Steigt das Risiko einer Rezession?

Der Hauptgrund für den Verfall der Aktienkurse in den letzten Wochen ist die Angst vor einer Rezession vor allem in Amerika, vielleicht aber auch in Europa.

Richtig ist, dass sich das Wachstum sowohl in den USA als auch in Europa zuletzt deutlich verlangsamt hat. Der Aufschwung ist zu Ende, jetzt kommt die Phase der Normalität. Am stärksten brach in den vergangenen Wochen der „Philly-Fed-Index“ ein. Er hat fast schon wieder das Tief von 2009 erreicht. Dennoch bezieht er sich nur auf die Region Philadelphia an der amerikanischen Ostküste.
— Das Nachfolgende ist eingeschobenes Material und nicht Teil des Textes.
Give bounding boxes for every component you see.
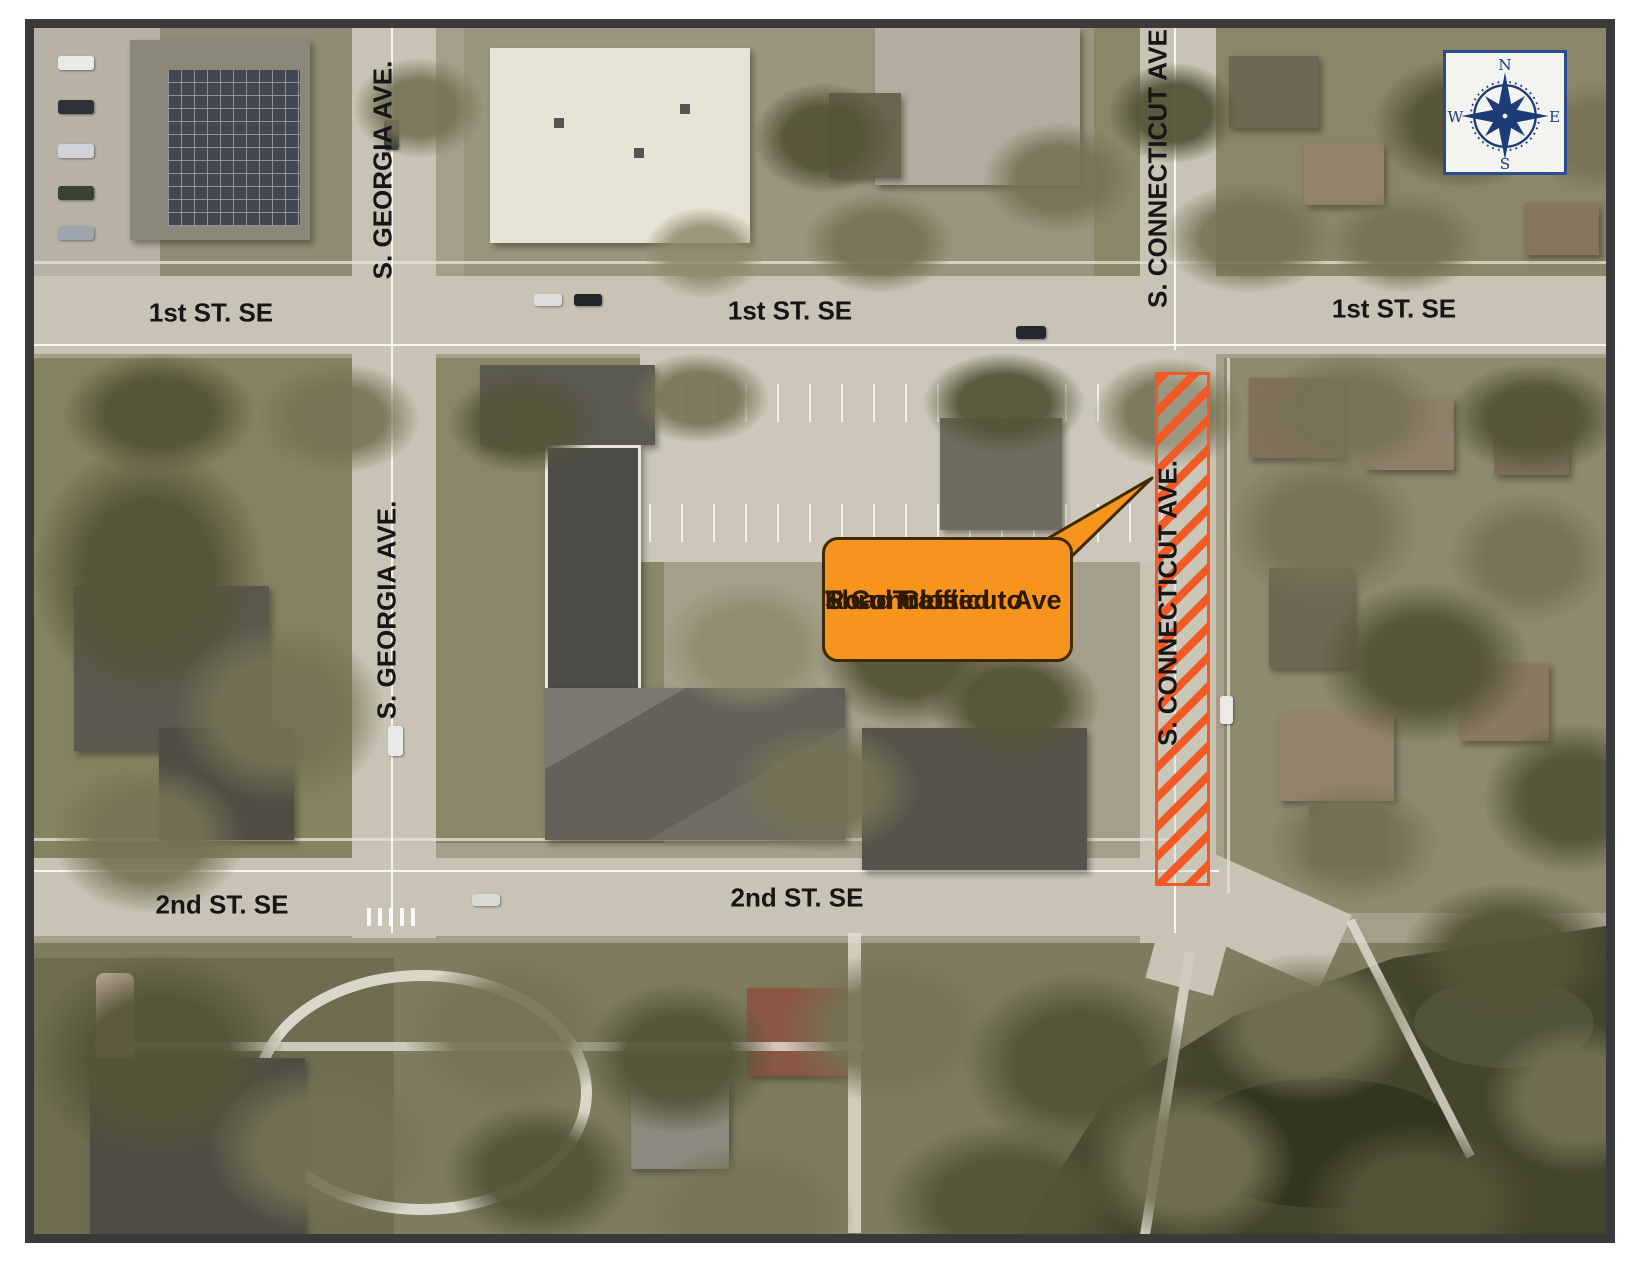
car bbox=[58, 144, 94, 158]
tree-canopy bbox=[444, 1103, 634, 1243]
tree-canopy bbox=[584, 983, 774, 1133]
building-church-long-wing bbox=[545, 445, 641, 693]
car bbox=[534, 294, 562, 306]
road-closed-callout: S Connecticut Ave Road Closed to Thru Tr… bbox=[822, 537, 1073, 662]
compass-hub bbox=[1502, 113, 1508, 119]
tree-canopy bbox=[1109, 63, 1239, 163]
car bbox=[472, 894, 500, 906]
tree-canopy bbox=[984, 123, 1134, 233]
tree-canopy bbox=[1449, 363, 1615, 473]
roof-vent bbox=[554, 118, 564, 128]
car bbox=[58, 56, 94, 70]
compass-letter-s: S bbox=[1500, 155, 1511, 172]
tree-canopy bbox=[209, 1063, 439, 1233]
crosswalk bbox=[367, 908, 421, 926]
solar-panel-roof bbox=[168, 70, 300, 226]
tree-canopy bbox=[1404, 883, 1614, 1023]
compass-letter-w: W bbox=[1448, 108, 1464, 126]
car bbox=[1016, 326, 1046, 339]
street-label-connecticut-top: S. CONNECTICUT AVE. bbox=[1143, 22, 1174, 308]
tree-canopy bbox=[729, 723, 919, 853]
tree-canopy bbox=[924, 353, 1084, 453]
car bbox=[58, 186, 94, 200]
tree-canopy bbox=[174, 623, 384, 803]
car bbox=[58, 100, 94, 114]
tree-canopy bbox=[754, 83, 894, 193]
tree-canopy bbox=[784, 953, 994, 1103]
tree-canopy bbox=[449, 373, 599, 473]
tree-canopy bbox=[1164, 183, 1334, 293]
compass-letter-n: N bbox=[1498, 56, 1511, 74]
compass-letter-e: E bbox=[1549, 108, 1560, 126]
tree-canopy bbox=[1204, 953, 1414, 1103]
car bbox=[1220, 696, 1233, 724]
car bbox=[574, 294, 602, 306]
tree-canopy bbox=[664, 583, 834, 713]
tree-canopy bbox=[1449, 493, 1609, 623]
tree-canopy bbox=[644, 208, 764, 298]
compass-rose-icon: N S E W bbox=[1446, 53, 1564, 172]
map-frame: 1st ST. SE 1st ST. SE 1st ST. SE 2nd ST.… bbox=[25, 19, 1615, 1243]
tree-canopy bbox=[1229, 453, 1419, 603]
house bbox=[1304, 143, 1384, 205]
tree-canopy bbox=[1329, 193, 1479, 293]
tree-canopy bbox=[629, 353, 769, 443]
car bbox=[388, 726, 403, 756]
street-label-georgia-bottom: S. GEORGIA AVE. bbox=[372, 501, 403, 720]
house bbox=[1524, 203, 1599, 255]
street-label-1st-st-right: 1st ST. SE bbox=[1332, 294, 1456, 325]
tree-canopy bbox=[259, 363, 419, 473]
street-label-1st-st-left: 1st ST. SE bbox=[149, 298, 273, 329]
street-label-2nd-st-center: 2nd ST. SE bbox=[731, 883, 864, 914]
street-label-1st-st-center: 1st ST. SE bbox=[728, 296, 852, 327]
roof-vent bbox=[680, 104, 690, 114]
house bbox=[1229, 56, 1319, 128]
callout-line-3: Thru Traffic bbox=[825, 583, 974, 617]
centerline-1st-st bbox=[34, 344, 1606, 346]
roof-vent bbox=[634, 148, 644, 158]
tree-canopy bbox=[404, 953, 614, 1113]
street-label-2nd-st-left: 2nd ST. SE bbox=[156, 890, 289, 921]
car bbox=[58, 226, 94, 240]
tree-canopy bbox=[1269, 783, 1439, 903]
compass-rose: N S E W bbox=[1443, 50, 1567, 175]
street-label-georgia-top: S. GEORGIA AVE. bbox=[368, 61, 399, 280]
tree-canopy bbox=[804, 193, 954, 293]
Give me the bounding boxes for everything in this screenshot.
Der Index des Institute of Supply Management, der die gesamte US-Wirtschaft betrifft, sieht lange nicht so ungünstig aus. Die zur Lagebeurteilung wichtigen Aufträge für langlebige Güter in den USA sind diese Woche sogar überraschend stark gestiegen.
Das Bild der Indikatoren ist also eher gemischt.
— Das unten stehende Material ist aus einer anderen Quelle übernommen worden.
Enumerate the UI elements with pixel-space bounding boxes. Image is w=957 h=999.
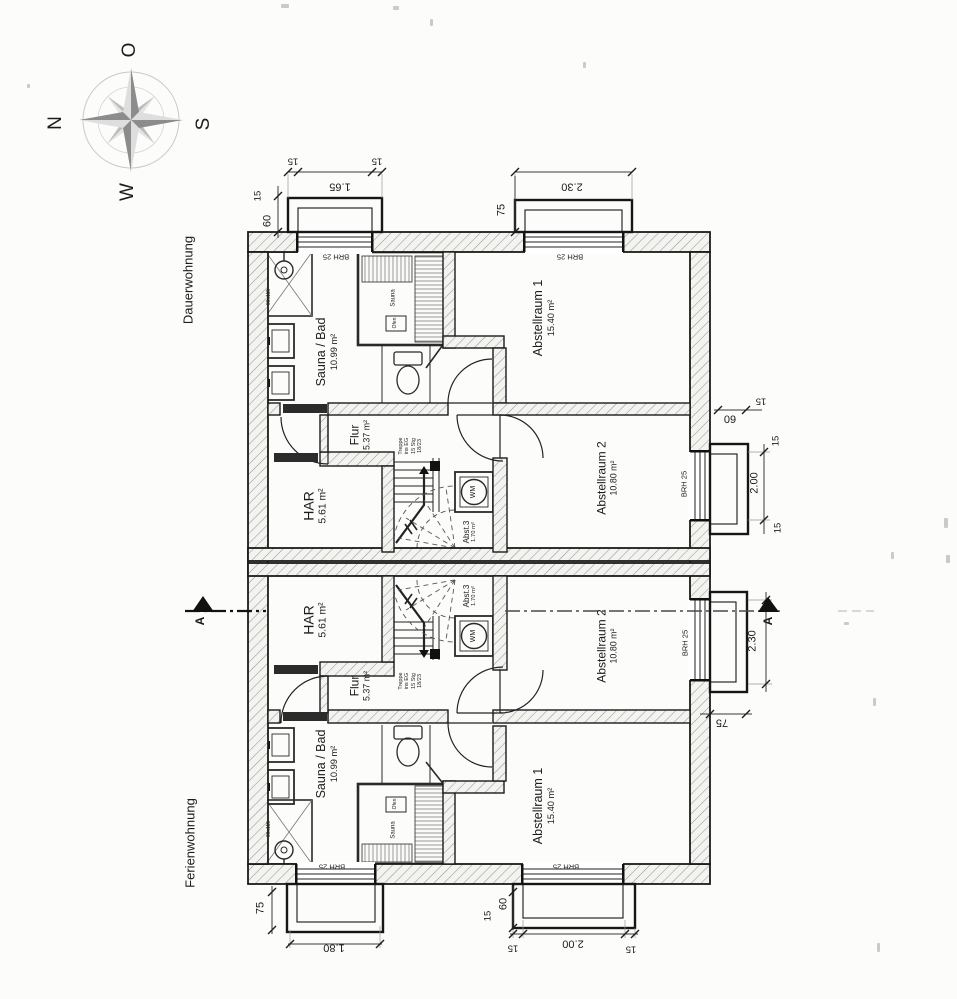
scan-artifact (891, 552, 894, 559)
dim-label: 1.65 (329, 180, 350, 193)
section-line (185, 596, 874, 612)
room-label-abstellraum2-bottom: Abstellraum 2 10.80 m² (595, 609, 620, 682)
room-area: 5.37 m² (362, 420, 372, 450)
room-label-abst3-top: Abst.3 1.70 m² (462, 521, 478, 544)
dim-label: 15 (756, 395, 767, 406)
room-name: Abstellraum 2 (595, 441, 609, 514)
sill-height-label: BRH 25 (323, 252, 349, 261)
window-sill-bottom-right (513, 884, 635, 928)
dim-label: 15 (372, 155, 383, 166)
dim-label: 1.80 (323, 941, 344, 954)
room-name: Abstellraum 1 (531, 280, 546, 356)
room-label-sauna-bad-top: Sauna / Bad 10.99 m² (314, 318, 340, 387)
compass-label-west: W (117, 183, 139, 201)
room-area: 15.40 m² (546, 768, 557, 844)
door-swing-abstellraum2-bottom (500, 670, 543, 713)
party-wall-leaf (248, 548, 710, 561)
floorplan-page: N O S W Dauerwohnung Ferienwohnung Sauna… (0, 0, 957, 999)
newel-post (430, 461, 440, 471)
dim-label: 15 (482, 911, 493, 922)
sauna-cabin-bottom (358, 762, 447, 864)
scan-artifact (430, 19, 433, 26)
compass-rose (79, 68, 183, 172)
room-area: 5.61 m² (317, 602, 329, 637)
party-wall-leaf (248, 563, 710, 576)
shower-size-label-bottom: 90x115 (267, 821, 273, 837)
floorplan-drawing (0, 0, 957, 999)
washing-machine-label-bottom: WM (470, 630, 478, 642)
door-swing-stair-top (457, 415, 503, 461)
room-label-abstellraum2-top: Abstellraum 2 10.80 m² (595, 441, 620, 514)
sill-height-label: BRH 25 (557, 252, 583, 261)
unit-label-top: Dauerwohnung (180, 236, 195, 324)
sauna-label-bottom: Sauna (390, 821, 397, 838)
room-name: Sauna / Bad (314, 318, 329, 387)
staircase-top-unit (393, 458, 455, 548)
dim-label: 2.30 (747, 630, 760, 651)
door-swing-stair-bottom (457, 667, 503, 713)
washing-machine-label-top: WM (470, 486, 478, 498)
room-area: 1.70 m² (471, 521, 478, 544)
section-label-left: A (193, 617, 207, 626)
scan-artifact (393, 6, 399, 10)
room-label-abstellraum1-bottom: Abstellraum 1 15.40 m² (531, 768, 557, 844)
stair-note-line: ins EG (405, 437, 411, 454)
room-area: 5.37 m² (362, 671, 372, 701)
room-area: 1.70 m² (471, 585, 478, 608)
sill-height-label: BRH 25 (553, 862, 579, 871)
room-label-flur-top: Flur 5.37 m² (348, 420, 373, 450)
room-area: 5.61 m² (317, 488, 329, 523)
toilet-top (382, 345, 430, 403)
scan-artifact (27, 84, 30, 88)
dim-label: 60 (262, 215, 275, 227)
stair-note-line: ins EG (405, 672, 411, 689)
room-name: Abst.3 (462, 521, 471, 544)
room-area: 10.80 m² (609, 609, 619, 682)
room-name: Abst.3 (462, 585, 471, 608)
window-sill-bottom-left (287, 884, 383, 932)
dim-label: 60 (724, 412, 736, 425)
dim-label: 75 (716, 716, 728, 729)
room-area: 10.99 m² (329, 730, 340, 799)
dim-label: 60 (498, 898, 511, 910)
dim-label: 75 (255, 902, 268, 914)
door-swing-abstellraum1-bottom (448, 723, 492, 767)
room-label-har-bottom: HAR 5.61 m² (301, 602, 330, 637)
window-sill-right-upper (710, 444, 748, 534)
newel-post (430, 649, 440, 659)
dim-label: 15 (252, 191, 263, 202)
scan-artifact (281, 4, 289, 8)
room-name: HAR (301, 602, 318, 637)
room-name: Flur (348, 420, 362, 450)
sill-height-label: BRH 25 (319, 862, 345, 871)
scan-artifact (873, 698, 876, 706)
scan-artifact (877, 943, 880, 952)
room-area: 15.40 m² (546, 280, 557, 356)
interior-walls-bottom-unit (268, 576, 690, 864)
window-sill-right-lower (710, 592, 747, 692)
room-area: 10.99 m² (329, 318, 340, 387)
section-arrow-left (192, 596, 214, 612)
stove-label-top: Ofen (393, 318, 399, 329)
dim-label: 15 (772, 523, 783, 534)
dim-label: 15 (508, 942, 519, 953)
dim-label: 15 (288, 155, 299, 166)
door-swing-abstellraum2-top (500, 415, 543, 458)
room-label-abst3-bottom: Abst.3 1.70 m² (462, 585, 478, 608)
compass-label-south: S (193, 118, 215, 131)
stair-note-line: 18/23 (417, 672, 423, 689)
room-label-sauna-bad-bottom: Sauna / Bad 10.99 m² (314, 730, 340, 799)
shower-tray-top (266, 252, 312, 316)
dim-label: 75 (496, 204, 509, 216)
unit-label-bottom: Ferienwohnung (182, 798, 197, 888)
sill-height-label: BRH 25 (681, 471, 690, 497)
room-name: Sauna / Bad (314, 730, 329, 799)
compass-label-east: O (119, 43, 141, 58)
room-name: HAR (301, 488, 318, 523)
section-arrow-right (758, 597, 779, 612)
sauna-cabin-top (358, 252, 447, 368)
sill-height-label: BRH 25 (682, 630, 691, 656)
scan-artifact (583, 62, 586, 68)
room-label-flur-bottom: Flur 5.37 m² (348, 671, 373, 701)
dim-label: 2.30 (561, 180, 582, 193)
compass-label-north: N (45, 116, 67, 130)
scan-artifact (944, 518, 948, 528)
stair-note-top: Treppe ins EG 15 Stg 18/23 (398, 437, 424, 454)
scan-artifact (946, 555, 950, 563)
scan-artifact (844, 622, 849, 625)
room-area: 10.80 m² (609, 441, 619, 514)
sauna-label-top: Sauna (390, 289, 397, 306)
room-name: Flur (348, 671, 362, 701)
room-label-abstellraum1-top: Abstellraum 1 15.40 m² (531, 280, 557, 356)
staircase-bottom-unit (393, 580, 455, 660)
compass-main-points (79, 68, 183, 172)
window-sill-top-left (288, 198, 382, 232)
dim-label: 2.00 (749, 472, 762, 493)
stove-label-bottom: Ofen (393, 799, 399, 810)
section-label-right: A (761, 617, 775, 626)
dim-label: 2.00 (562, 937, 583, 950)
stair-note-line: 18/23 (417, 437, 423, 454)
dim-label: 15 (626, 943, 637, 954)
toilet-bottom (382, 725, 430, 784)
stair-note-bottom: Treppe ins EG 15 Stg 18/23 (398, 672, 424, 689)
room-label-har-top: HAR 5.61 m² (301, 488, 330, 523)
dim-label: 15 (770, 436, 781, 447)
room-name: Abstellraum 1 (531, 768, 546, 844)
room-name: Abstellraum 2 (595, 609, 609, 682)
door-swing-abstellraum1-top (448, 359, 492, 403)
shower-size-label-top: 90x115 (267, 289, 273, 305)
window-sill-top-right (515, 200, 632, 232)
Zweitens sind Unternehmer und Verbraucher über die mangelnde Handlungsfähigkeit der Politik in der Schuldenkrise verunsichert. Andererseits sind die für die Konjunktur so wichtigen Gewinne der Firmen, vor allem die Gewinnmargen, nach wie vor gut.
Unternehmen und Verbraucher führen ihre Verschuldung zurück.

Drittens laufen zum Jahresende steuerliche Vergünstigungen aus (payroll tax, Abschreibungserleichterungen, verlängerte Arbeitslosenunterstützung). Das bremst die Inlandsnachfrage. Dem steht aber das anhaltende Wachstum der Schwellenländer gegenüber. Es wird nicht so schnell abbrechen. Die US-Exporte von Gütern und Diensten nehmen derzeit um 16 Prozent zu.
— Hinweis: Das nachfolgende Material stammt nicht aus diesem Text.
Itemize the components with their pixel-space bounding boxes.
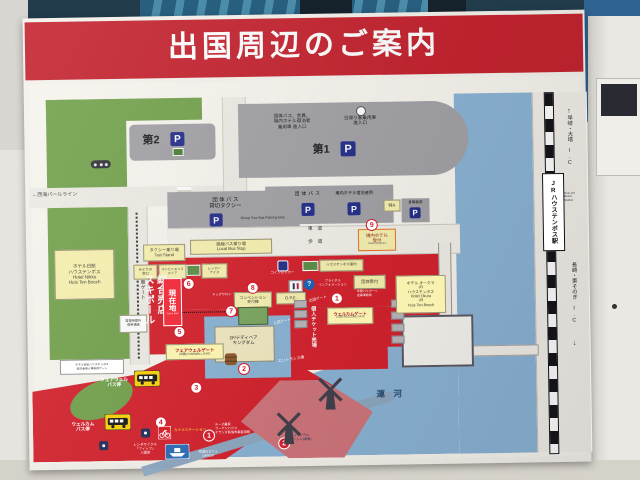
traffic-dot: [94, 163, 97, 166]
traffic-dot: [105, 163, 108, 166]
nikko-gate-note: ホテル日航ハウステンボス 宿泊者用入場専用ゲート: [60, 359, 124, 375]
barrel-icon: [224, 353, 238, 365]
num-5: 5: [177, 328, 181, 335]
toku-a-box: 特A: [383, 200, 400, 212]
toilet-figure: [297, 283, 299, 289]
welcome-bus-stop-label: ウェルカム バス停: [65, 421, 101, 432]
bus-icon: [134, 370, 160, 386]
num-2: 2: [242, 365, 246, 372]
attraction-1: 1: [207, 432, 211, 439]
information-icon: ?: [304, 279, 315, 290]
parking2-name: 第2: [142, 134, 159, 146]
okura-building: [401, 314, 474, 367]
convention-building: [238, 307, 268, 325]
local-bus-stop-bar: 路線バス乗り場 Local Bus Stop: [190, 239, 272, 255]
rentcycle-label: レンタサイクル 「フィッツ」 入園店: [125, 442, 165, 455]
arrow-down-icon: ↓: [573, 340, 577, 347]
coin-locker-label: コインロッカー: [264, 270, 300, 275]
facility-mini-icon: [141, 428, 150, 437]
canal-label: 運 河: [376, 389, 402, 399]
ice-shop-box: レッカー アイス: [201, 263, 227, 278]
parking2-tree-icon: [173, 148, 184, 156]
hotel-reception-en: Hotel Reception: [368, 243, 387, 246]
gate-stub: [392, 335, 405, 343]
bicycle-icon: [158, 426, 171, 439]
num-6: 6: [187, 280, 191, 287]
p-letter: P: [213, 215, 219, 225]
hotel-reception-box: 場内ホテル 受付 Hotel Reception: [358, 229, 396, 252]
bus-icon: [105, 414, 131, 430]
local-bus-stop-label: 路線バス乗り場 Local Bus Stop: [216, 242, 246, 252]
parking2-label: 第2: [142, 134, 159, 147]
gate-stub: [294, 320, 307, 328]
hotel-nikko-label: ホテル日航 ハウステンボス Hotel Nikko Huis Ten Bosch: [54, 249, 115, 300]
group-bus-taxi-p-icon: P: [210, 213, 223, 226]
parking1-name: 第1: [312, 144, 329, 156]
hotel-guest-p-icon: P: [347, 202, 360, 215]
teddy-bear-label: 2F/テディベア キングダム: [215, 335, 271, 346]
taxi-stand-box: タクシー乗り場 Taxi Stand: [143, 244, 185, 262]
attraction-1-circle: 1: [203, 429, 215, 441]
hotel-okura-label: ホテル オークラ JR ハウステンボス Hotel Okura JR Huis …: [396, 275, 447, 314]
parking1-p-icon: P: [340, 141, 355, 156]
jr-station-en: Huis Ten Bosch Station: [564, 192, 575, 202]
ic-north-text: 早岐・大塔 I.C: [565, 115, 574, 179]
welcome-gate-en: (入国) WELCOME GATE: [336, 317, 365, 320]
current-location-en: You're here: [167, 312, 179, 315]
jr-station-label: JRハウステンボス駅: [549, 180, 559, 244]
welcome-gate-box: ウェルカムゲート (入国) WELCOME GATE: [327, 307, 373, 325]
entrance-group-label: 団体バス、会員、 場内ホテル宿泊者 乗用車 進入口: [264, 113, 320, 130]
park-green-left: [46, 99, 127, 194]
parking1-label: 第1: [312, 144, 329, 157]
num-7: 7: [229, 308, 233, 315]
p-letter: P: [305, 204, 311, 214]
kiosk-screen: [601, 84, 637, 116]
shadou-label: 車 道: [308, 227, 322, 233]
canal-station-label: カナルステーション: [174, 428, 206, 433]
attraction-1-label: チーズ農家 ブーケンハウス オランダ民族衣裳着用館: [215, 423, 261, 435]
parking2-p-icon: P: [170, 132, 184, 146]
parking-lot-1: [238, 100, 469, 178]
gate-stub: [391, 323, 404, 331]
entrance-day-label: 日帰り客乗用車 進入口: [340, 115, 380, 126]
group-desk-box: 団体受付: [354, 275, 386, 290]
toilet-icon: [289, 280, 303, 292]
cafest-label: 花畑のカフェ CAFEST: [191, 450, 225, 458]
annual-pass-label: 年間パスポート 会員事務局: [357, 290, 387, 298]
farewell-gate-en: (出国) FAREWELL GATE: [179, 352, 210, 356]
arrow-up-icon: ↑: [567, 108, 571, 115]
windmill-icon: [316, 377, 344, 409]
toilet-figure: [292, 283, 294, 289]
ic-south-label: 長崎・東そのぎ I.C ↓: [569, 262, 578, 347]
pearl-line-label: ←西海パールライン: [32, 193, 77, 200]
background-left-column: [0, 150, 26, 480]
group-bus-taxi-label: 団 体 バ ス 貸切タクシー: [185, 197, 265, 211]
personal-ticket-label: 個人チケット売場: [310, 306, 317, 354]
num-4: 4: [159, 419, 163, 426]
nikko-gate-note-label: ホテル日航ハウステンボス 宿泊者用入場専用ゲート: [75, 363, 109, 370]
canal-boat-icon: [165, 444, 189, 459]
gate-circle-icon: [356, 106, 366, 116]
group-bus-p-icon: P: [301, 203, 314, 216]
question-glyph: ?: [307, 281, 311, 288]
facility-mini-icon: [99, 441, 108, 450]
windmill-icon: [275, 412, 303, 444]
current-location-label: 現在地: [167, 289, 178, 312]
shop-icons-box: [186, 265, 200, 276]
background-wall-dot: [612, 304, 617, 309]
group-bus-label: 団体バス: [287, 192, 329, 198]
guide-sign-board: 出国周辺のご案内 第2 P 第1 P 団体バス、会員、 場内ホテル宿泊者 乗用車…: [22, 10, 591, 471]
p-letter: P: [351, 204, 357, 214]
num-9: 9: [370, 221, 374, 228]
farewell-bus-stop-label: フェアウェル バス停: [96, 377, 132, 388]
gate-stub: [294, 310, 307, 318]
station-land-band: [532, 92, 593, 453]
num-3: 3: [194, 384, 198, 391]
p-letter: P: [344, 143, 352, 155]
disabled-parking-label: 身障者用: [400, 200, 430, 205]
info-icons-box: [302, 261, 318, 271]
htb-annai-box: ハウステンボス案内: [319, 259, 363, 272]
traffic-light-icon: [91, 160, 111, 168]
disabled-p-icon: P: [410, 207, 421, 218]
jr-station-box: JRハウステンボス駅: [542, 173, 565, 251]
gate-stub: [294, 300, 307, 308]
ic-north-label: ↑ 早岐・大塔 I.C: [565, 108, 574, 179]
ic-south-text: 長崎・東そのぎ I.C: [569, 262, 578, 340]
p-letter: P: [174, 133, 181, 144]
hodou-label: 歩 道: [308, 240, 322, 246]
taxi-stand-label: タクシー乗り場 Taxi Stand: [149, 248, 178, 258]
num-7-circle: 7: [225, 305, 237, 317]
num-1: 1: [335, 295, 339, 302]
traffic-dot: [99, 163, 102, 166]
dog-salon-label: ドッグサロン: [210, 293, 234, 297]
current-location-badge: 現在地 You're here: [163, 278, 183, 326]
farewell-gate-box: フェアウェルゲート (出国) FAREWELL GATE: [166, 343, 224, 360]
hotel-guest-parking-label: 場内ホテル宿泊者用: [331, 191, 377, 197]
p-letter: P: [412, 208, 417, 217]
num-8: 8: [251, 284, 255, 291]
bridal-info-label: ブライダル インフォメーション: [315, 279, 351, 287]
Die Grafik zeigt die Rezessionen in den USA in den letzten 70 Jahren (jeweils die grau schraffierten Balken). Von einem Konjunkturtief zum anderen dauerte es im Schnitt fünf Jahre. Wenn sich das so fortsetzen würde, wäre die nächste Rezession erst im Sommer 2014 zu erwarten. Berücksichtigt man, dass die Länge der Zyklen in den letzten zwei Jahrzehnten spürbar zugenommen hat, dürfte das nächste Tief sogar erst 2017 kommen. Bis dahin ist noch einige Zeit.

Abb.: Reales Bruttoinlandsprodukt der USA (Quelle: Federal Reserve Bank, St. Louis)

Die USA hatten ein Tief im ersten Quartal dieses Jahres. Im zweiten ging es schon wieder leicht nach oben.
Das wird sich so wie es aussieht im dritten Quartal fortsetzen. Deutschland hatte ein Tief im zweiten Quartal. Das dritte Quartal dürfte wieder etwas besser werden. Bei einer solchen „W“-förmigen Bewegung kann es natürlich passieren, dass ein oder zwei Quartale mal hinter das Vorquartal zurückfallen, es also „negatives Wachstum“ gibt. Der Volkswirt bezeichnet das als technische Rezession. Tatsächlich ist es jedoch eher ein Ausrutscher. „Gefühlt“ stehen weder die USA, noch Europa, noch die Weltwirtschaft insgesamt vor einem Einbruch.

Trotzdem kann man nicht ganz Entwarnung geben.
Bei Bonds, bei Gold, bisher auch bei Aktien gibt es liquiditätsbedingte Preissteigerungen. Wenn diese Blasen so zusammenbrechen – vielleicht auch noch gleichzeitig – wie die Aktienmärkte in den letzten Wochen und wenn das über längere Zeit anhält, dann kann das realwirtschaftliche Auswirkungen haben.